Communiqué de presse du 11 juillet 2000

Service des Commissions

COMMUNIQUÉ À LA PRESSE

La mission sénatoriale d’information sur la décentralisation présente ses conclusions en vue de promouvoir une République territoriale qui concilie l’unité et la diversité

          Réunie le mardi 27 juin 2000, sous la présidence de M. Jean-Paul Delevoye (RPR, Pas-de-Calais), la mission sénatoriale d’information sur la décentralisation a adopté le rapport de M. Michel Mercier (UC, Rhône).

          A partir d’un bilan détaillé des conditions d’exercice des compétences locales, la mission formule un ensemble de propositions destinées à une relance de la décentralisation. Par ses propositions, la mission souhaite promouvoir une République territoriale qui concilie l’unité et la diversité.

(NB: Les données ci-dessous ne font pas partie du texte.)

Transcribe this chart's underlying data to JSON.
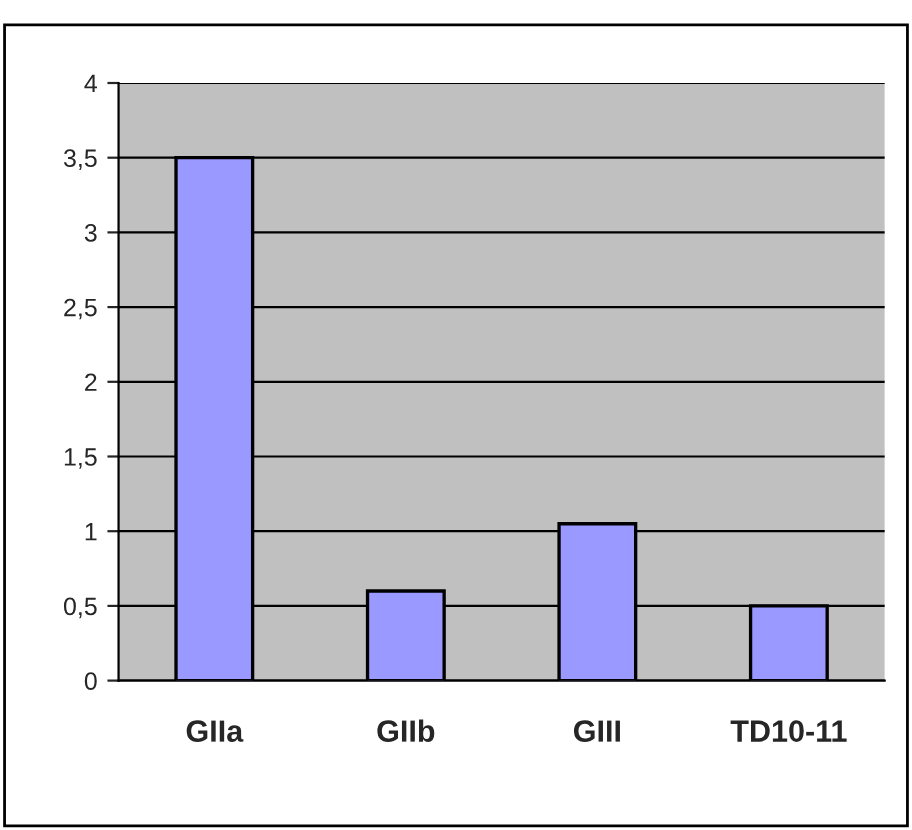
{
  "chart_data": {
    "type": "bar",
    "categories": [
      "GIIa",
      "GIIb",
      "GIII",
      "TD10-11"
    ],
    "values": [
      3.5,
      0.6,
      1.05,
      0.5
    ],
    "color": "#9999ff",
    "ylim": [
      0,
      4
    ],
    "yticks": [
      0,
      {
        "value": 0.5,
        "label": "0,5"
      },
      1,
      {
        "value": 1.5,
        "label": "1,5"
      },
      2,
      {
        "value": 2.5,
        "label": "2,5"
      },
      3,
      {
        "value": 3.5,
        "label": "3,5"
      },
      4
    ],
    "grid": "y",
    "legend": false
  }
}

          Plaidant pour une organisation institutionnelle plus efficace, la mission juge nécessaire l’émergence d’un " Etat partenarial " recentré sur ses compétences régaliennes, ses fonctions de conception et de réglementation, son rôle de garant des grands équilibres et de la solidarité nationale. Elle suggère une nouvelle approche de la déconcentration, qui passe par le regroupement de certains services déconcentrés, qui évite leur superposition et qui renforce l’autorité du préfet sur ces services.

          La mission est favorable à la poursuite du mouvement de simplification et de rationalisation de la coopération intercommunale. Tout en n’écartant pas cette perspective, elle juge nécessaire de n’envisager l’élection directe des délégués intercommunaux qu’une fois achevé le développement de l’intercommunalité de projet autour de structures à fiscalité propre et de préserver la place des communes comme cellules de base de la démocratie locale.

          La mission propose de permettre l’expérimentation de formules institutionnelles nouvelles, sur la base du volontariat, tenant compte des spécificités locales. Ces expérimentations devraient se dérouler dans un cadre juridique précis de nature à garantir le caractère unitaire et indivisible de la République. La mission suggère également que les pays soient conçus comme des espaces de projet et non pas comme de nouveaux échelons territoriaux. Elle demande que les différents zonages soient mieux harmonisés.

          Se prononçant pour des compétences clarifiées et renforcées, la mission subordonne néanmoins tout nouveau transfert de compétences à trois conditions préalables : une compensation intégrale des charges transférées ; une réelle liberté de décision reconnue aux collectivités locales dans l’exercice de ces nouvelles compétences ; un droit à l’expérimentation de ces compétences avant leur transfert définitif.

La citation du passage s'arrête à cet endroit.